With our model fitted, we can predict our test set result.
# Predicting the Test set results
y_pred <- predict(classifier, newdata = test_set[-3])
y_pred
## 4 7 13 14 16 23 25 26 32 34 39 41 43 51 63 64 67 69 72 74
## 0 0 0 0 0 1 0 0 0 0 0 0 0 0 0 0 0 0 0 0
## 76 78 81 85 86 89 90 91 94 98 109 110 116 118 121 127 135 136 137 141
## 0 0 0 0 0 0 0 0 0 0 0 0 0 0 0 0 0 0 0 0
## 143 151 153 158 159 165 166 174 178 179 195 197 199 209 210 211 212 214 217 223
## 0 0 0 0 0 0 0 0 0 0 0 0 0 1 0 1 1 0 1 1
## 224 229 235 236 240 243 244 254 256 262 263 273 277 278 286 290 291 294 299 306
## 1 0 1 1 1 1 1 1 1 1 1 1 0 1 0 0 1 0 1 0
## 308 309 316 328 330 332 336 347 348 355 357 359 364 374 383 388 389 390 397 399
## 1 1 0 0 1 1 0 1 1 0 1 0 0 1 1 0 0 0 1 0
## Levels: 0 1
# Making the Confusion Matrix
cm <- table(test_set[, 3], y_pred)
cm
## y_pred
## 0 1
## 0 56 3
## 1 14 27
Lastly, we will plot both results from the training and the testing datasets.

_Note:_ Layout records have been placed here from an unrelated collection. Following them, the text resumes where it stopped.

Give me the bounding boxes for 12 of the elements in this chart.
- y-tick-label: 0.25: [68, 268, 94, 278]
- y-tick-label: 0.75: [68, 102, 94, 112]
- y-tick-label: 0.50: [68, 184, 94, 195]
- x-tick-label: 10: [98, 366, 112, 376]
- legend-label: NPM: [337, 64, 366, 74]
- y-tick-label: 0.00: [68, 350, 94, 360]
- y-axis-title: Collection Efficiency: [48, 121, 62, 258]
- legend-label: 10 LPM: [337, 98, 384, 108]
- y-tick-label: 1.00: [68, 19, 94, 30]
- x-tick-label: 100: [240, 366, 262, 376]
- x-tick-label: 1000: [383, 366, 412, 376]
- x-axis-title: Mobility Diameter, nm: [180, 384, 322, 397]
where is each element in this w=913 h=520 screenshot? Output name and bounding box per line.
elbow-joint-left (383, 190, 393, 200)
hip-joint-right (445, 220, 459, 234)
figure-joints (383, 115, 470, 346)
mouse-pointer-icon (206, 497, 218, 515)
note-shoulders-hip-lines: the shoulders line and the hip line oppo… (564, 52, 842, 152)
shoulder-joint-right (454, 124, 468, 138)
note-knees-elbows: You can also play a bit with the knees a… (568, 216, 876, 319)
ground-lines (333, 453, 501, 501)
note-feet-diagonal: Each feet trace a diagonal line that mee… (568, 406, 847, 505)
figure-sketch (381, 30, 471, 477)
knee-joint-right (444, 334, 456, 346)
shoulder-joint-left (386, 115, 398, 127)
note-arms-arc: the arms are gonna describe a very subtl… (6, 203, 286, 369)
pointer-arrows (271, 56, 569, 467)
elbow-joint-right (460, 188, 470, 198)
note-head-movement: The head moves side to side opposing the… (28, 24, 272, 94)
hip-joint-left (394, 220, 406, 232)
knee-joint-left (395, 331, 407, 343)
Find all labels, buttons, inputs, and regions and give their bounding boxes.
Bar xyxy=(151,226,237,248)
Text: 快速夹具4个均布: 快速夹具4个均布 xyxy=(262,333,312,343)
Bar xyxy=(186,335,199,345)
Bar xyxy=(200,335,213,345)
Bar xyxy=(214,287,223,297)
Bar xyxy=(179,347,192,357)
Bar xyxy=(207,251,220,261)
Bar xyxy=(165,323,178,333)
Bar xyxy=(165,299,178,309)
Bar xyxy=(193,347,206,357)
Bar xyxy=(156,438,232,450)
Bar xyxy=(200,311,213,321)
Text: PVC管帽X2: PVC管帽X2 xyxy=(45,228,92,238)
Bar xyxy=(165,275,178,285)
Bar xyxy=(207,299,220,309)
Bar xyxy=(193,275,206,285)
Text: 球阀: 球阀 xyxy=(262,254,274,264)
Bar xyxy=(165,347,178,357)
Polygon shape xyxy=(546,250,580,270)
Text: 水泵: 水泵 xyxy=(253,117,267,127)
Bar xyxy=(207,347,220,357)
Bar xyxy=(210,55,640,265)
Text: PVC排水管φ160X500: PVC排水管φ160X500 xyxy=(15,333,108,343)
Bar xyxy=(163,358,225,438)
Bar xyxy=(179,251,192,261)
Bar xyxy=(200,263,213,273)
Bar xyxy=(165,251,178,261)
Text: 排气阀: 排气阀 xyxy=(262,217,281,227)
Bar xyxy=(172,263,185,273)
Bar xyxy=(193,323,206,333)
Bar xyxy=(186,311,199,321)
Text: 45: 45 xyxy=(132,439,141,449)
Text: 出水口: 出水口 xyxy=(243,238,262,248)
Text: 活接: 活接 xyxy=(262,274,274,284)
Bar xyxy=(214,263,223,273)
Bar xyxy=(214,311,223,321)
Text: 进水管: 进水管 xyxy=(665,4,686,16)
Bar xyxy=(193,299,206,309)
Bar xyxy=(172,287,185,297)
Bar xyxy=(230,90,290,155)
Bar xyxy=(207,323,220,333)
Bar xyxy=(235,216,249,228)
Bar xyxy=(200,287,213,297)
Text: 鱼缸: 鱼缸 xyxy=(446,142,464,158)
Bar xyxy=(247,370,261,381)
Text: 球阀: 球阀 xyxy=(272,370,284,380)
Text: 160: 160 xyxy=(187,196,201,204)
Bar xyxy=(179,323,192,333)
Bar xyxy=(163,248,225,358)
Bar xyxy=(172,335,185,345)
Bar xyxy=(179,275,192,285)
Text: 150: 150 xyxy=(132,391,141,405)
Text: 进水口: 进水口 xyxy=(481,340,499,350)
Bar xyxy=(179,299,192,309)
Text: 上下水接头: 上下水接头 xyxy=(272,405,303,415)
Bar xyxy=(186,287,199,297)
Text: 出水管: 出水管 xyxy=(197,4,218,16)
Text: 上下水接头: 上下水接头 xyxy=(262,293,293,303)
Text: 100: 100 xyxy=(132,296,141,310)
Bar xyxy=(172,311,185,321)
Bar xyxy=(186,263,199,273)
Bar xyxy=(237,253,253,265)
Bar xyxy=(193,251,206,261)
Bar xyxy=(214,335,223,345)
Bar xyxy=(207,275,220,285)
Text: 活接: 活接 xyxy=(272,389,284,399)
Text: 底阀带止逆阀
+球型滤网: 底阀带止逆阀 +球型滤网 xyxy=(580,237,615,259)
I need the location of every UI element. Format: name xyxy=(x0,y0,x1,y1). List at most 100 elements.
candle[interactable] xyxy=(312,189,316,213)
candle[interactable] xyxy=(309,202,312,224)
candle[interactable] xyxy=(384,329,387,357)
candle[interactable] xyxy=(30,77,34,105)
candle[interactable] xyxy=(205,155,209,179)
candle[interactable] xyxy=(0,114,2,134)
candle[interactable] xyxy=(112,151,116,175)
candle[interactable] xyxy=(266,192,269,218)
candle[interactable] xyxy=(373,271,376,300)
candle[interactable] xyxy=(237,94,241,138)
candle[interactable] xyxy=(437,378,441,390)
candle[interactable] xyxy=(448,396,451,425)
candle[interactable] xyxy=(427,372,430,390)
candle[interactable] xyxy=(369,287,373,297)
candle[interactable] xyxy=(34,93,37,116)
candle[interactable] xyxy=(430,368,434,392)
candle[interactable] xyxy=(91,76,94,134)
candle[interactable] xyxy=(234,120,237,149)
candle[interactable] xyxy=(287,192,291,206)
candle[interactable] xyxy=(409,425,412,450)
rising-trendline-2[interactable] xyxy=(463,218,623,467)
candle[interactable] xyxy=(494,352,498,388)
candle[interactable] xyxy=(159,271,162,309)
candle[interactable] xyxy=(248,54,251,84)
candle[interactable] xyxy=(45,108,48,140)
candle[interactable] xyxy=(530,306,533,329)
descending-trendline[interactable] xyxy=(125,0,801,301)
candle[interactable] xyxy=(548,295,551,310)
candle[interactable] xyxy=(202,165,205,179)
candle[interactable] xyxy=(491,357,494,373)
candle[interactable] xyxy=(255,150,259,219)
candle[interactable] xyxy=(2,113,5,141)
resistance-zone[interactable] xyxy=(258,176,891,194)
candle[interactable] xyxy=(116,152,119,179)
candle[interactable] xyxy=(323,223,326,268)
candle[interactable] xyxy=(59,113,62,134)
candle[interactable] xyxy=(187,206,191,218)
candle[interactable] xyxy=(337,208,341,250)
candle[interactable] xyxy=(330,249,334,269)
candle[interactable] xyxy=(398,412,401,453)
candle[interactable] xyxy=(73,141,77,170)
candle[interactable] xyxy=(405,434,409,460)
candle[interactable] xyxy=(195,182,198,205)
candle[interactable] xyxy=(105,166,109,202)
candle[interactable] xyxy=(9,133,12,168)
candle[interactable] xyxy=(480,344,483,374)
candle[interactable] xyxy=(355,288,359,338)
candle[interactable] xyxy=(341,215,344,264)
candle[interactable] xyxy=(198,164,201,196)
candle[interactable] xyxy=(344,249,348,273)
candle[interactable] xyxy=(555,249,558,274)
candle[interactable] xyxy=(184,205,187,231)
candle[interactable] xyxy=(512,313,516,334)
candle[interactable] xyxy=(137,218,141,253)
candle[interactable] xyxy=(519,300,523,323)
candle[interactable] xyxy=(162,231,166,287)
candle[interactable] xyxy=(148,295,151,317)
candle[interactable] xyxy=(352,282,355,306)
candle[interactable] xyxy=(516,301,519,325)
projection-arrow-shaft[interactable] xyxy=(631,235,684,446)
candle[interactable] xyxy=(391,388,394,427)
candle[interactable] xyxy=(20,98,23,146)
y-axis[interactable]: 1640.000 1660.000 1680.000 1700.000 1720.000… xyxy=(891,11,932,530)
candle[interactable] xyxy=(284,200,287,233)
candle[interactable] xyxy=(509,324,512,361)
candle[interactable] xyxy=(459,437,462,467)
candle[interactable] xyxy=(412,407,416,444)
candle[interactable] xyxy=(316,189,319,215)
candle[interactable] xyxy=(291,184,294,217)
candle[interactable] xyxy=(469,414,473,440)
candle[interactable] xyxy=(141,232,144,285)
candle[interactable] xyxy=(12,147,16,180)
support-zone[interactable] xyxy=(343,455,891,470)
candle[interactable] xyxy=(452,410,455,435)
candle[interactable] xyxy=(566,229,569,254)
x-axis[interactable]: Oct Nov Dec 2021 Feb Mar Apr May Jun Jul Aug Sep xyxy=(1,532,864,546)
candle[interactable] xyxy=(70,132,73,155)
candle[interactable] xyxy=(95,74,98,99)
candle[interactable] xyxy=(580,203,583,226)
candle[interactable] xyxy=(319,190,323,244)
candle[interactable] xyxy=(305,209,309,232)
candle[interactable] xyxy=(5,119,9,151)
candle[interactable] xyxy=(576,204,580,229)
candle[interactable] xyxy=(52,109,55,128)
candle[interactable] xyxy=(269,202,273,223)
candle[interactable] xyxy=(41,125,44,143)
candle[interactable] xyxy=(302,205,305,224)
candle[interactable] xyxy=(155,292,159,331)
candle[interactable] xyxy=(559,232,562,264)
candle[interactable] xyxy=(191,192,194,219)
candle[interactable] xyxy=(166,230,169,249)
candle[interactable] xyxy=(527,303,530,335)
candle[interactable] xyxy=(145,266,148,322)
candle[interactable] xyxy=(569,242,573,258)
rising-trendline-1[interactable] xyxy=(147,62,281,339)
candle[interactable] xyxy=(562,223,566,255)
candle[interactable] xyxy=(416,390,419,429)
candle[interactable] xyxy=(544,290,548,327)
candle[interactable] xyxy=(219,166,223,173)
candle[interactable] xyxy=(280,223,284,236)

# Plotting the training data set results
set = training_set
X1 = seq(min(set[, 1]) - 1, max(set[, 1]) + 1, by = 0.01)
X2 = seq(min(set[, 2]) - 1, max(set[, 2]) + 1, by = 0.01)
grid_set = expand.grid(X1, X2)
colnames(grid_set) = c('Age', 'EstimatedSalary')
y_grid = predict(classifier, newdata = grid_set)
plot(set[, -3],
main = 'SVM (Training set)',
xlab = 'Age', ylab = 'Estimated Salary',
xlim = range(X1), ylim = range(X2))
contour(X1, X2, matrix(as.numeric(y_grid), length(X1), length(X2)), add = TRUE)
points(grid_set, pch = '.', col = ifelse(y_grid == 1, 'coral1', 'aquamarine'))
points(set, pch = 21, bg = ifelse(set[, 3] == 1, 'green4', 'red3'))
#Next, we will plot the testing data set results
set = test_set
X1 = seq(min(set[, 1]) - 1, max(set[, 1]) + 1, by = 0.01)
X2 = seq(min(set[, 2]) - 1, max(set[, 2]) + 1, by = 0.01)
grid_set = expand.grid(X1, X2)
colnames(grid_set) = c('Age', 'EstimatedSalary')
y_grid = predict(classifier, newdata = grid_set)
plot(set[, -3], main = 'SVM (Test set)',
xlab = 'Age', ylab = 'Estimated Salary',
xlim = range(X1), ylim = range(X2))
contour(X1, X2, matrix(as.numeric(y_grid), length(X1), length(X2)), add = TRUE)
points(grid_set, pch = '.', col = ifelse(y_grid == 1, 'coral1', 'aquamarine'))
points(set, pch = 21, bg = ifelse(set[, 3] == 1, 'green4', 'red3'))
The hyperplane showed in both plots is the best hyperplane based on results of the model.